The larger the proportion of patients who do not return for follow-up, the greater
the likelihood the validity of the study is compromised.
Adequate sample size
Many spine studies have relatively few patients, particularly for those conditions
that are not so prevalent. Compounding the problem of few study subjects is that some
outcomes, such as complications or adverse events, are rare. Too few patients and
rare outcomes both contribute to the problem of inadequate sample size. The result
of an inadequate sample size is that the investigator may not have the necessary statistical
power to detect important differences in outcomes between treatments. As a result,
the conclusions that there are no differences between groups may be wrong. When this
occurs (when investigators claim there is no difference when there really is a difference)
it is called a type II error. A type II error is most often caused by an inadequate
sample size. The validity of the results from a study that demonstrates no statistical
difference when an important clinical difference is present should be suspect.
Controlling for possible confounding
Controlling for possible confounding
The purpose of random assignment is to create two or more treatment groups that are
similar at baseline with respect to prognosis. Studies with small sample sizes are
more prone to have unbalanced prognostic factors between groups. Furthermore, non-random
(cohort) studies, no matter how large, are likely to have differences in characteristics
between groups that could influence prognosis. In either situation, investigators
should evaluate the distribution of all known baseline prognostic factors in the treatment
and control groups. If differences are substantial, look for an analysis that adjusts
for these differences using regression or stratified analysis. These analyses control
for possible confounding due to unequal distribution of baseline prognostic factors.
Putting it together
The highest class of evidence (the lowest risk of bias) for EBSJ is Level I, defined
as a good quality RCT. A good quality RCT demonstrates all principles discussed above.
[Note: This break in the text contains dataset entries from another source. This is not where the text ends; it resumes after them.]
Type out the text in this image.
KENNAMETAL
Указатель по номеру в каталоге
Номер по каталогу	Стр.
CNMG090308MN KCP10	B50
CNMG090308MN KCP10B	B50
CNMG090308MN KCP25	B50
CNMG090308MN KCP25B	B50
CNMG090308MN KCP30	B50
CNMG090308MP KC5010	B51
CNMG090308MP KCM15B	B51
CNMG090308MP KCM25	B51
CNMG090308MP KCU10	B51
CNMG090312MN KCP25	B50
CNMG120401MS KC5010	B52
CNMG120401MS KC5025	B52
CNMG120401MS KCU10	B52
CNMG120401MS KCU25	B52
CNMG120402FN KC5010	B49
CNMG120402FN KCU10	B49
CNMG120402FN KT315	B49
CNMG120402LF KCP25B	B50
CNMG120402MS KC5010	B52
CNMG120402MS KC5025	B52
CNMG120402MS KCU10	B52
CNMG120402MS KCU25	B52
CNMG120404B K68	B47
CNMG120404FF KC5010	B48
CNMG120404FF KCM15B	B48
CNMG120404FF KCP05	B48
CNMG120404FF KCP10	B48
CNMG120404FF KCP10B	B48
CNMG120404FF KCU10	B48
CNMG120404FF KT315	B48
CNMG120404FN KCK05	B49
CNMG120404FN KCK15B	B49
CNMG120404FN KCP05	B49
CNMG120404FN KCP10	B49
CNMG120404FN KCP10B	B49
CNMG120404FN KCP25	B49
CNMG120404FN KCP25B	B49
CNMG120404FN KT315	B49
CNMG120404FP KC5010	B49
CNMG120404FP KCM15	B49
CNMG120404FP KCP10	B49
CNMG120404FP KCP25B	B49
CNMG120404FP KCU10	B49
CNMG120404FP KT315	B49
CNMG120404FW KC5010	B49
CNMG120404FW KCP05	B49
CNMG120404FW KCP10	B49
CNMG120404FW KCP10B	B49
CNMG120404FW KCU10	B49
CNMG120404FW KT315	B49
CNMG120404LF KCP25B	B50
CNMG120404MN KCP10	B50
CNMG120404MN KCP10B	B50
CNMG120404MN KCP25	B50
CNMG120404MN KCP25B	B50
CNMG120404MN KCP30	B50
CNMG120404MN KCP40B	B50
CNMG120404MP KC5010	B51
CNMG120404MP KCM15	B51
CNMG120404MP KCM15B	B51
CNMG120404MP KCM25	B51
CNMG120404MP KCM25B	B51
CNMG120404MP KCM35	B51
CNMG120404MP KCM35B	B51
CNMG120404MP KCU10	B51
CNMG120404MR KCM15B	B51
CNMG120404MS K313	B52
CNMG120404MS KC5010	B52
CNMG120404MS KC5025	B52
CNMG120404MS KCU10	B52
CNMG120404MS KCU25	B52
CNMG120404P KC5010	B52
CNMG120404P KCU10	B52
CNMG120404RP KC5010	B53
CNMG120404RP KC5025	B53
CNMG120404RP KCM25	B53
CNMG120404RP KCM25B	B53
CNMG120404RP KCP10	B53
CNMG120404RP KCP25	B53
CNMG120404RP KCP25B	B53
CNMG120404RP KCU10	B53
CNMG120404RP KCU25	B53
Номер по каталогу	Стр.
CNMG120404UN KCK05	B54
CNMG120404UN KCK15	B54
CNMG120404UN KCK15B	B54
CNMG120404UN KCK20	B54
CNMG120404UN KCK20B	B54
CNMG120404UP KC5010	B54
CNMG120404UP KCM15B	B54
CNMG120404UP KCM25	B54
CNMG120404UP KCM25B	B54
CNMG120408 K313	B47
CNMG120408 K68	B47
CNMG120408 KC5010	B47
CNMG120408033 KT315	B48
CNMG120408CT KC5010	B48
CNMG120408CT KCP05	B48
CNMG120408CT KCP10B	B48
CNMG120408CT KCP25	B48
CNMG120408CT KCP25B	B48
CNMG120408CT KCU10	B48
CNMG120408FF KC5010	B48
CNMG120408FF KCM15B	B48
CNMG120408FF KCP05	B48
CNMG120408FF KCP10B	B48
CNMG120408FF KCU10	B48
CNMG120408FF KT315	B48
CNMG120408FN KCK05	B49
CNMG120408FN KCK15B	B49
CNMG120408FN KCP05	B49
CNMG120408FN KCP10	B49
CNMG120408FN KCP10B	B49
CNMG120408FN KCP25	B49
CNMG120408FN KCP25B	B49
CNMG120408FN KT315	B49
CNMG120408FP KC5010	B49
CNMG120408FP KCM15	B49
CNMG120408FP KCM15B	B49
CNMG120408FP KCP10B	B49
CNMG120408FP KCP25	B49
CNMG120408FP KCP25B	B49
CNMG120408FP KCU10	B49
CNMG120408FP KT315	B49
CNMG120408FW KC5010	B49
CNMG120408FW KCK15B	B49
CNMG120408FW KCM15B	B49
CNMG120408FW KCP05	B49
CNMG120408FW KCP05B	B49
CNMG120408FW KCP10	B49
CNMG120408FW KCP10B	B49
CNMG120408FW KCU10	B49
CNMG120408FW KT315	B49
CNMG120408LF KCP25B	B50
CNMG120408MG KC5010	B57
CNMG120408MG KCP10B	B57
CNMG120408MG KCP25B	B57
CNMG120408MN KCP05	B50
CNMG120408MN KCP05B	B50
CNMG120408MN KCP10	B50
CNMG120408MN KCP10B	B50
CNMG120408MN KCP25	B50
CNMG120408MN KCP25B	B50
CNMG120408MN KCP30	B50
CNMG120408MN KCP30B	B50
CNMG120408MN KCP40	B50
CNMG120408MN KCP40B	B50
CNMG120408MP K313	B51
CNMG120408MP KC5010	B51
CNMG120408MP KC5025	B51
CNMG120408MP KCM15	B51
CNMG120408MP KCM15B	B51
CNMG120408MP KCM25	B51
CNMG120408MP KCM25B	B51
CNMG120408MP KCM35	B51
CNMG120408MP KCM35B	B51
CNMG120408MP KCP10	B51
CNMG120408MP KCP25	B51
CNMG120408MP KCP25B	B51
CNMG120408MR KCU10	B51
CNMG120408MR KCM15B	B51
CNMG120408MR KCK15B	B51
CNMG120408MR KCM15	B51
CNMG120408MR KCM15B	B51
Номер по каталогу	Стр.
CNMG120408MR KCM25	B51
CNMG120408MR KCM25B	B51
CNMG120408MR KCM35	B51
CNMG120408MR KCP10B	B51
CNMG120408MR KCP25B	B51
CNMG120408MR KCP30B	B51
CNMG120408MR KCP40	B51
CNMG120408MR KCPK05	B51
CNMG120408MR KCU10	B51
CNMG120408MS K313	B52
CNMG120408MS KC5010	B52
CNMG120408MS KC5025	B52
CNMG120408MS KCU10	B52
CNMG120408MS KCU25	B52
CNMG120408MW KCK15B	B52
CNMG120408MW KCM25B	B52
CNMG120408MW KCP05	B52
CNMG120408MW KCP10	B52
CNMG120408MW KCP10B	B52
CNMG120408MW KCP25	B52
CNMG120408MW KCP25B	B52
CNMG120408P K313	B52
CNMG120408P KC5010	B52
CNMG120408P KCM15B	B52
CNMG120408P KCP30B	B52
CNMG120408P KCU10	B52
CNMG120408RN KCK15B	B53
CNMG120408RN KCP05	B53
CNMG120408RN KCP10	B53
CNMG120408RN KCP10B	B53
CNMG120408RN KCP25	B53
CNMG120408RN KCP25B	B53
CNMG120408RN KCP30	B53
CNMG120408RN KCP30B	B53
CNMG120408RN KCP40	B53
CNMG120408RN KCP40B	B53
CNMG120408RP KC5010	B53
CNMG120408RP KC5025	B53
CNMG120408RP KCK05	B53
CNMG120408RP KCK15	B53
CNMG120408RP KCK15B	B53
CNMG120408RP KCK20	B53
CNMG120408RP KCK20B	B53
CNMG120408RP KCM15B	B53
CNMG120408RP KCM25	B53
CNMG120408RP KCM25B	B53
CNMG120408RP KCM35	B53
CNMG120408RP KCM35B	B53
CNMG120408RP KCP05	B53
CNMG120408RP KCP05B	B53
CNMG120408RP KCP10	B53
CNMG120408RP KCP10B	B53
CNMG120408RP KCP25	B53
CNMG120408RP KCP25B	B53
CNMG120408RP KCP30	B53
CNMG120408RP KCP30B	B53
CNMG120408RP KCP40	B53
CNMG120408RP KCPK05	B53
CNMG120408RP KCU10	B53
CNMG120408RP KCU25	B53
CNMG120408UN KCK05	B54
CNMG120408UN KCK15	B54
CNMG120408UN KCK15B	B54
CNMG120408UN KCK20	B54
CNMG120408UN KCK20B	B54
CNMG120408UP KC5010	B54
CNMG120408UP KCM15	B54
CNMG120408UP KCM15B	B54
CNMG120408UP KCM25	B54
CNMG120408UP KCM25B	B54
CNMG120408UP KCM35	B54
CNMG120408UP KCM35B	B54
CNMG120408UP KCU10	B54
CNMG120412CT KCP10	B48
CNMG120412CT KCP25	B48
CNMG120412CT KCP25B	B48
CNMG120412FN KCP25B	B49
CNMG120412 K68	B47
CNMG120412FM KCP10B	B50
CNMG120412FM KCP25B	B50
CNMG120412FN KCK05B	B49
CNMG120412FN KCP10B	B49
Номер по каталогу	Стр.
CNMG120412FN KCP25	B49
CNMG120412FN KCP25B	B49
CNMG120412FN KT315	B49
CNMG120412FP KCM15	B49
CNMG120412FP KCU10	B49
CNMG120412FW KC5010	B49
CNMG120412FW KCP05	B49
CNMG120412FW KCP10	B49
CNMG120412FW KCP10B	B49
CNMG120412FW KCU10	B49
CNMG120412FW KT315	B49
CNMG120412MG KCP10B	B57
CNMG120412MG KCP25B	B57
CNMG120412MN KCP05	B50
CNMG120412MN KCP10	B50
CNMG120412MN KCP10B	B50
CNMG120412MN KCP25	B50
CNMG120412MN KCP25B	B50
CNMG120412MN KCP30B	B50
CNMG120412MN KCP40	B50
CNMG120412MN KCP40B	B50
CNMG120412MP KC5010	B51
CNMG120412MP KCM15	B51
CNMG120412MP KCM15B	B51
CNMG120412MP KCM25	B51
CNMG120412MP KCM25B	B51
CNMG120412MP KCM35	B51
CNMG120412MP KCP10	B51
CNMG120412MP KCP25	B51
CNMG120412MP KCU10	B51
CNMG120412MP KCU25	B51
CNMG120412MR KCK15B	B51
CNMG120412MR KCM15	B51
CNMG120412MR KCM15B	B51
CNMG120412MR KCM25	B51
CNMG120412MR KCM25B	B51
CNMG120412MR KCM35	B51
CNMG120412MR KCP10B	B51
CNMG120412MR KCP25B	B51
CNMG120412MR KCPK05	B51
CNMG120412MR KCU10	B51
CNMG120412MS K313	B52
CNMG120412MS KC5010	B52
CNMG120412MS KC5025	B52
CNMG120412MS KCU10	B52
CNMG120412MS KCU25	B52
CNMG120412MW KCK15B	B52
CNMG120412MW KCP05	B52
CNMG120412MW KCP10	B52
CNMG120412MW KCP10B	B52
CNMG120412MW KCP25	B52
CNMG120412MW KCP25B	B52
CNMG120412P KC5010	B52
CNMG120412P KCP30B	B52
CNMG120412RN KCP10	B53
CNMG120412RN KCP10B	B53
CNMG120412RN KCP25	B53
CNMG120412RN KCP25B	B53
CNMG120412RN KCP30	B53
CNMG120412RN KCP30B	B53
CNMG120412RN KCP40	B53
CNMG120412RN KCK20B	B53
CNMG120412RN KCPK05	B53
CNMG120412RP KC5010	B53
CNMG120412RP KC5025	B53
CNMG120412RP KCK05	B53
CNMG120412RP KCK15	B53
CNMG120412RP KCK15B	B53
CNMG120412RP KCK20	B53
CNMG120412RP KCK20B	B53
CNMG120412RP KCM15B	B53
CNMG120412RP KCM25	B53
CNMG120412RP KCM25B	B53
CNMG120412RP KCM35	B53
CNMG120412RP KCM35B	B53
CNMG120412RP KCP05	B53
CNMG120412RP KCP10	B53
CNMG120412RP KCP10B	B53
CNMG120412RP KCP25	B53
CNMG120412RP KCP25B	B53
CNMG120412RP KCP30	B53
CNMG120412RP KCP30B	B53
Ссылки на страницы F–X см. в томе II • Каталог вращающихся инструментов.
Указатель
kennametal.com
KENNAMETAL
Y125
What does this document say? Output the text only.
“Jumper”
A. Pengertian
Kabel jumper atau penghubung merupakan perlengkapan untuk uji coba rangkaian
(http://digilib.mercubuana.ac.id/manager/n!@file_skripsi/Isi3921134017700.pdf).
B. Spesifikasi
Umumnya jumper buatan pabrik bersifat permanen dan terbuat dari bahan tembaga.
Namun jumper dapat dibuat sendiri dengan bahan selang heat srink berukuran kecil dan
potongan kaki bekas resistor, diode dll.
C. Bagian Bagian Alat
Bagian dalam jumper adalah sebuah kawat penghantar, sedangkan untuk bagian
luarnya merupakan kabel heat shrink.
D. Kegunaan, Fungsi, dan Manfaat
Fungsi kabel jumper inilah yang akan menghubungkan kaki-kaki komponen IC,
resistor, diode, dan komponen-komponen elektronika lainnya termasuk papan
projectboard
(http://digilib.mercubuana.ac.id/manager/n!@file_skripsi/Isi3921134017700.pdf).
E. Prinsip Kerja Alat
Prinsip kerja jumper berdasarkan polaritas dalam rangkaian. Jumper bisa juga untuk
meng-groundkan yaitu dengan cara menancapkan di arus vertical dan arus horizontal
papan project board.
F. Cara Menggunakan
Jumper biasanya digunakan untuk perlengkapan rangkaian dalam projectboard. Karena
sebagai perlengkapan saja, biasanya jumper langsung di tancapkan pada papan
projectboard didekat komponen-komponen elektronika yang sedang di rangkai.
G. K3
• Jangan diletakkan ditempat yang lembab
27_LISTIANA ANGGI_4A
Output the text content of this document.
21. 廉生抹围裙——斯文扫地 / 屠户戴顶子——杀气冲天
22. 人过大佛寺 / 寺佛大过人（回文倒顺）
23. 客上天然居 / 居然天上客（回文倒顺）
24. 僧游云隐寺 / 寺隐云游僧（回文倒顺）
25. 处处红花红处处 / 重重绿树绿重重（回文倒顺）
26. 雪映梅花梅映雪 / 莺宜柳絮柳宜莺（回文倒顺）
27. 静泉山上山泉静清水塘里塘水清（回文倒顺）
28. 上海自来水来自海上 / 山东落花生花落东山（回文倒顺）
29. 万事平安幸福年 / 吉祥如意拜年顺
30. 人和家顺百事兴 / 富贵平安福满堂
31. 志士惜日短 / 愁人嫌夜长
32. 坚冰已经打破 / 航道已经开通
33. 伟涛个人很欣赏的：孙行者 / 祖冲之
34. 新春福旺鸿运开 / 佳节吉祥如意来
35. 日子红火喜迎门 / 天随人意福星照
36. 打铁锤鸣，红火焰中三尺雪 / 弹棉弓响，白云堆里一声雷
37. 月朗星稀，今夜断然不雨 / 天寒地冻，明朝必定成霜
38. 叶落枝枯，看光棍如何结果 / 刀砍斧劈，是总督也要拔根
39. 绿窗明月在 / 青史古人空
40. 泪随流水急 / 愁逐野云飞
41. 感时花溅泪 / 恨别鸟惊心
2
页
A Level II study is either a RCT that violates any of the above criteria, or a good
quality cohort study that includes blind or independent assessment, follow-up rate
of ≥ 85%, adequate sample size, and controlling for possible confounding. A violation
of any of the principles establishing a good quality cohort study reduces it to a
Level III study. Likewise, all case-control studies are considered Level III studies
when assessing therapeutic effectiveness and safety. Finally, all case series are
considered Level IV studies since there are no controls with which comparisons can
be made.
With these principles clearly stated, it must be recognized that randomized controlled
surgical trials present problems not seen in pharmaceutical trials. Barriers that
make RCTs involving surgery difficult to design and perform are well documented [6], [7]. It is clear that the scientific spine community cannot perform RCTs to answer every
clinical inquiry. This begs a bigger question: how does the scientific spine community
prioritize
potential trials weighing the resources required to conduct the trial and the value
of the information likely gained? Some have suggested that at least three lines of
inquiry are required: (1) evaluation of the information that would be gained if the
trial was executed successfully, (2) feasibility of the study, and (3) the resource
cost of conducting the study [8]. In addition to prioritizing RCT topics, spine surgeons need to improve the quality
of non-randomized comparative studies. In doing so, not only will the spine community
get closer to the truth of the effectiveness of treatment but it will also be able
to apply the results to a wider, real-world population.